Here is the code of the main file, tree.c:

#include <stdio.h>
#include <stdlib.h>
#include "queue.c"

struct tree_node {
  int value;
  struct tree_node *parent;
  struct tree_node *left, *right;
};

typedef struct tree_node node;
typedef void (*node_func)(node *);

node * create_node(int, node *);
node * build_tree();
void breadth_first(node *);
void create_or_enqueue(q_node **, node *);
void depth_first_pre(node *, node_func);
void depth_first_post(node *, node_func);
void print_node(node *);
void free_node(node *);

int main() {
  node *root = build_tree();

  // depth_first_pre(root, print_node);
  breadth_first(root);
  depth_first_post(root, free_node);

  return 0;
}

node * create_node(int value, node *parent) {
  node *new = malloc(sizeof(node));
  new->value = value;
  new->parent = parent;

  return new;
}

/* builds a tree with a preset of data */
node * build_tree() {
  node *root = create_node(2, NULL);
    root->left = create_node(7, root);
      root->left->left = create_node(2, root->left);
      root->left->right = create_node(6, root->left);
        root->left->right->left = create_node(5, root->left->right);
        root->left->right->right = create_node(11, root->left->right);
    root->right = create_node(5, root);
      root->right->right = create_node(9, root->right);
        root->right->right->left = create_node(4, root->right->right);

  return root;
}

/* Pre-order Depth-first traversal */
void depth_first_pre(node *current, node_func func) {
  if (current == NULL) {
    return;
  }

  (func(current));

  depth_first_pre(current->left, func);
  depth_first_pre(current->right, func);
}

/* Post-order Depth-first traversal */
void depth_first_post(node *current, node_func func) {
  if (current == NULL) {
    return;
  }

  depth_first_post(current->left, func);
  depth_first_post(current->right, func);

  (func(current));
}

/* breadth-first traversal */
void breadth_first(node *current) {
  if (current == NULL) {
    return;
  }

  q_node *head = create_qnode(current);

  while (head != NULL) {
    q_node *q_node_ptr = dequeue(&head);
    node *node_ptr = q_node_ptr->value;
    printf("%d, ", node_ptr->value);
    q_node **head_ptr = &head;

    if (node_ptr->left != NULL) {
      create_or_enqueue(head_ptr, node_ptr->left);
    }

    if (node_ptr->right != NULL) {
      create_or_enqueue(head_ptr, node_ptr->right);
    }
  }
}

void create_or_enqueue(q_node **head, node *next_node) {
  if (*head == NULL) {
    *head = create_qnode(next_node);
  }
  else {
    enqueue(*head, create_qnode(next_node));
  }
}

void print_node(node *current) {
  printf("%d, ", current->value);
}

void free_node(node *current) {
  free(current);
}

Here is my simple implementation of a queue (keep in mind that I haven’t done any C programming for more than a decade) which I use for the breadth first algorithm:

#include <stdlib.h>

struct queue_node {
  void * value;
  struct queue_node *next;
};

typedef struct queue_node q_node;

q_node * create_qnode(void *);
void enqueue(q_node *, q_node *);
q_node * dequeue(q_node **);

q_node * create_qnode(void * value) {
  q_node *new = malloc(sizeof(q_node));
  new->value = value;

  return new;
}

void enqueue(q_node *head, q_node *new) {
  if (new == NULL || head == NULL) {
    return;
  }

  q_node *node_ptr = head;
  while (node_ptr->next != NULL) {
    node_ptr = node_ptr->next;
  }

  node_ptr->next = new;
}

q_node * dequeue(q_node **head) {
  if (*head == NULL) {
    return NULL;
  }

  q_node *old_head = *head;
  *head = (*head)->next;

  return old_head;
}

The function to create the data uses the tree from the Wikipedia article on Tree.
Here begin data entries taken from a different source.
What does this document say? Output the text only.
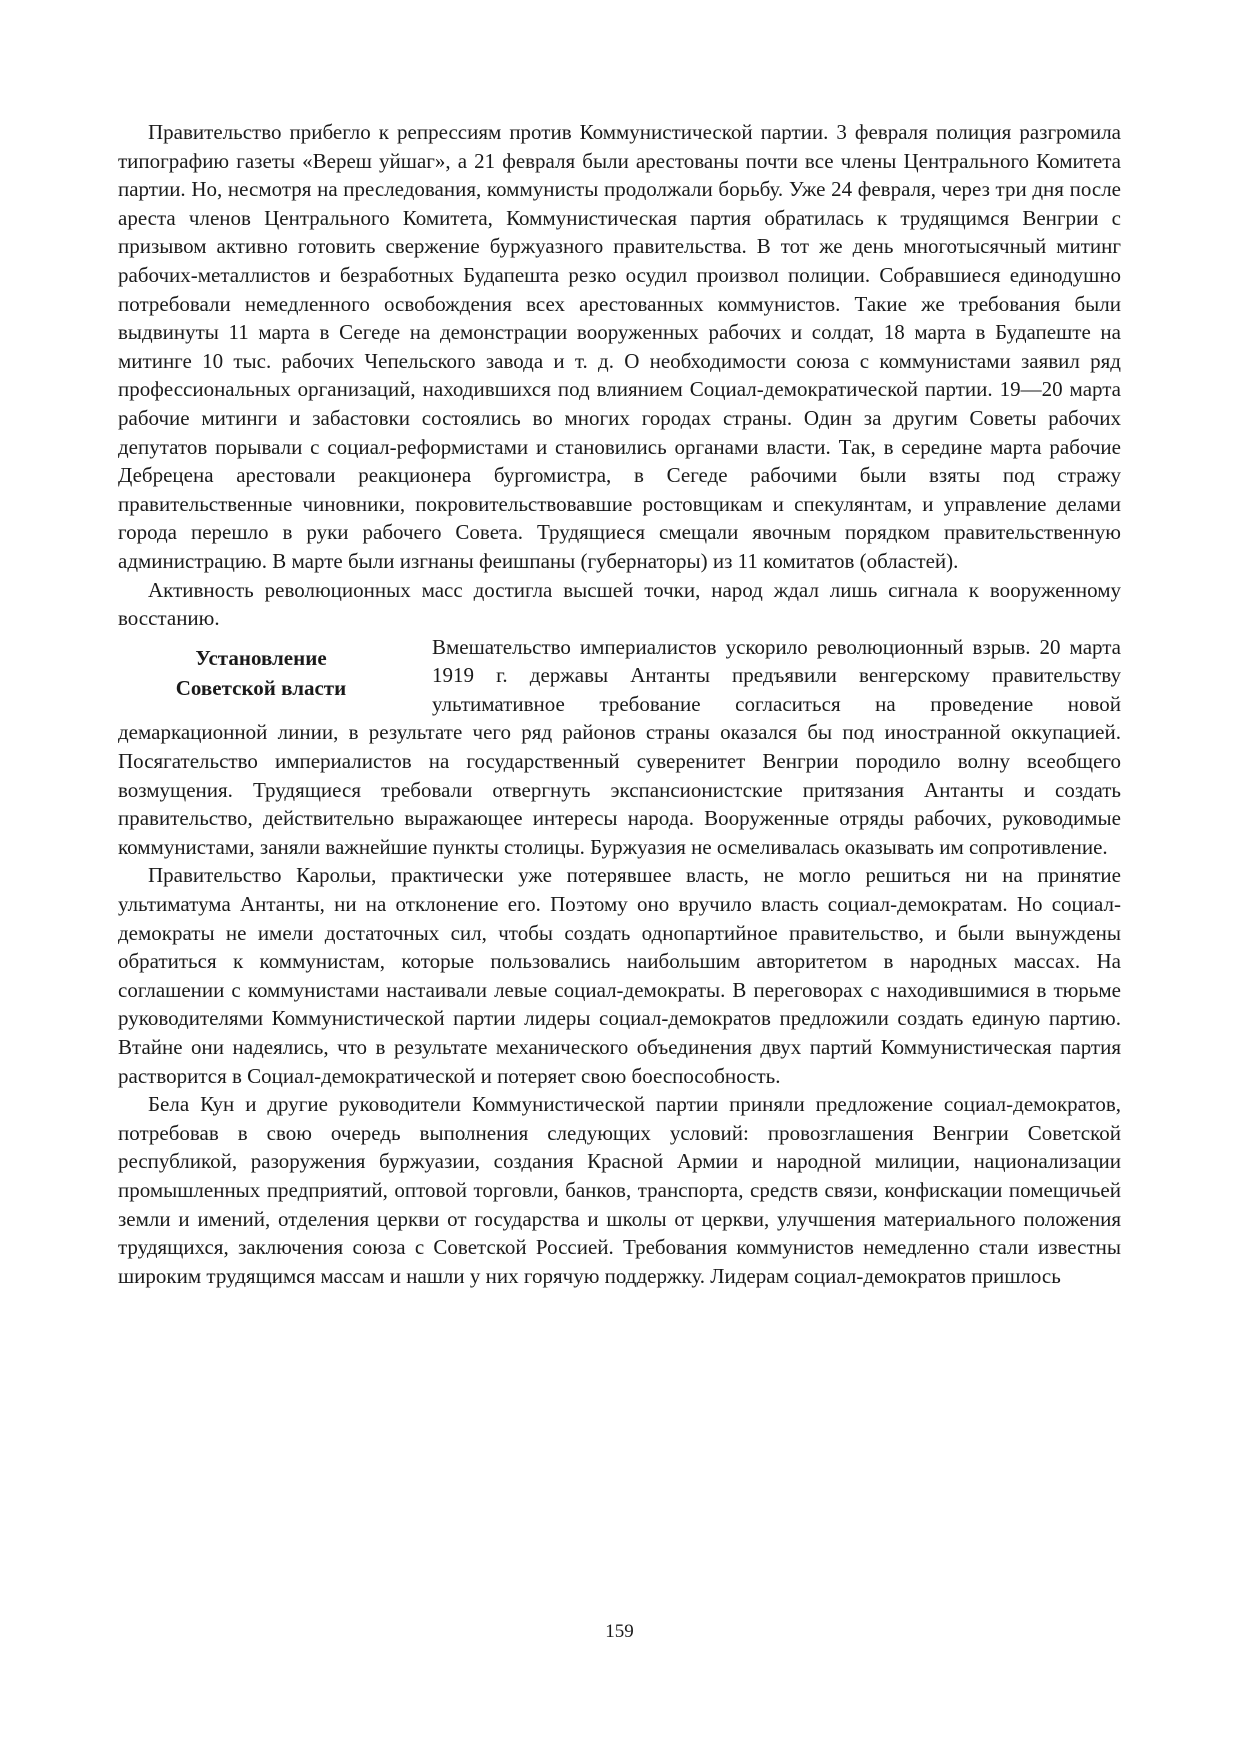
Правительство прибегло к репрессиям против Коммунистической партии. 3 февраля полиция разгромила типографию газеты «Вереш уйшаг», а 21 февраля были арестованы почти все члены Центрального Комитета партии. Но, несмотря на преследования, коммунисты продолжали борьбу. Уже 24 февраля, через три дня после ареста членов Центрального Комитета, Коммунистическая партия обратилась к трудящимся Венгрии с призывом активно готовить свержение буржуазного правительства. В тот же день многотысячный митинг рабочих-металлистов и безработных Будапешта резко осудил произвол полиции. Собравшиеся единодушно потребовали немедленного освобождения всех арестованных коммунистов. Такие же требования были выдвинуты 11 марта в Сегеде на демонстрации вооруженных рабочих и солдат, 18 марта в Будапеште на митинге 10 тыс. рабочих Чепельского завода и т. д. О необходимости союза с коммунистами заявил ряд профессиональных организаций, находившихся под влиянием Социал-демократической партии. 19—20 марта рабочие митинги и забастовки состоялись во многих городах страны. Один за другим Советы рабочих депутатов порывали с социал-реформистами и становились органами власти. Так, в середине марта рабочие Дебрецена арестовали реакционера бургомистра, в Сегеде рабочими были взяты под стражу правительственные чиновники, покровительствовавшие ростовщикам и спекулянтам, и управление делами города перешло в руки рабочего Совета. Трудящиеся смещали явочным порядком правительственную администрацию. В марте были изгнаны феишпаны (губернаторы) из 11 комитатов (областей).

Активность революционных масс достигла высшей точки, народ ждал лишь сигнала к вооруженному восстанию.

Установление
Советской власти

Вмешательство империалистов ускорило революционный взрыв. 20 марта 1919 г. державы Антанты предъявили венгерскому правительству ультимативное требование согласиться на проведение новой демаркационной линии, в результате чего ряд районов страны оказался бы под иностранной оккупацией. Посягательство империалистов на государственный суверенитет Венгрии породило волну всеобщего возмущения. Трудящиеся требовали отвергнуть экспансионистские притязания Антанты и создать правительство, действительно выражающее интересы народа. Вооруженные отряды рабочих, руководимые коммунистами, заняли важнейшие пункты столицы. Буржуазия не осмеливалась оказывать им сопротивление.

Правительство Карольи, практически уже потерявшее власть, не могло решиться ни на принятие ультиматума Антанты, ни на отклонение его. Поэтому оно вручило власть социал-демократам. Но социал-демократы не имели достаточных сил, чтобы создать однопартийное правительство, и были вынуждены обратиться к коммунистам, которые пользовались наибольшим авторитетом в народных массах. На соглашении с коммунистами настаивали левые социал-демократы. В переговорах с находившимися в тюрьме руководителями Коммунистической партии лидеры социал-демократов предложили создать единую партию. Втайне они надеялись, что в результате механического объединения двух партий Коммунистическая партия растворится в Социал-демократической и потеряет свою боеспособность.

Бела Кун и другие руководители Коммунистической партии приняли предложение социал-демократов, потребовав в свою очередь выполнения следующих условий: провозглашения Венгрии Советской республикой, разоружения буржуазии, создания Красной Армии и народной милиции, национализации промышленных предприятий, оптовой торговли, банков, транспорта, средств связи, конфискации помещичьей земли и имений, отделения церкви от государства и школы от церкви, улучшения материального положения трудящихся, заключения союза с Советской Россией. Требования коммунистов немедленно стали известны широким трудящимся массам и нашли у них горячую поддержку. Лидерам социал-демократов пришлось

159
Public domain Tree diagram.
Public domain Tree diagram.

Here is the output from traversing the tree depth first pre-order:
2, 7, 2, 6, 5, 11, 5, 9, 4

And here is the output from traversing the tree breadth first:
2, 7, 5, 2, 6, 9, 5, 11, 4

If you have any suggestions to improve the code or see any mistakes don’t hesitate to point them out in the comments.

I will probably look into doing some basic compression in C next and then as a further project I might end up converting these in Rust for the experience of comparing the two languages. Hopefully I might get some insights into Rust at the same time.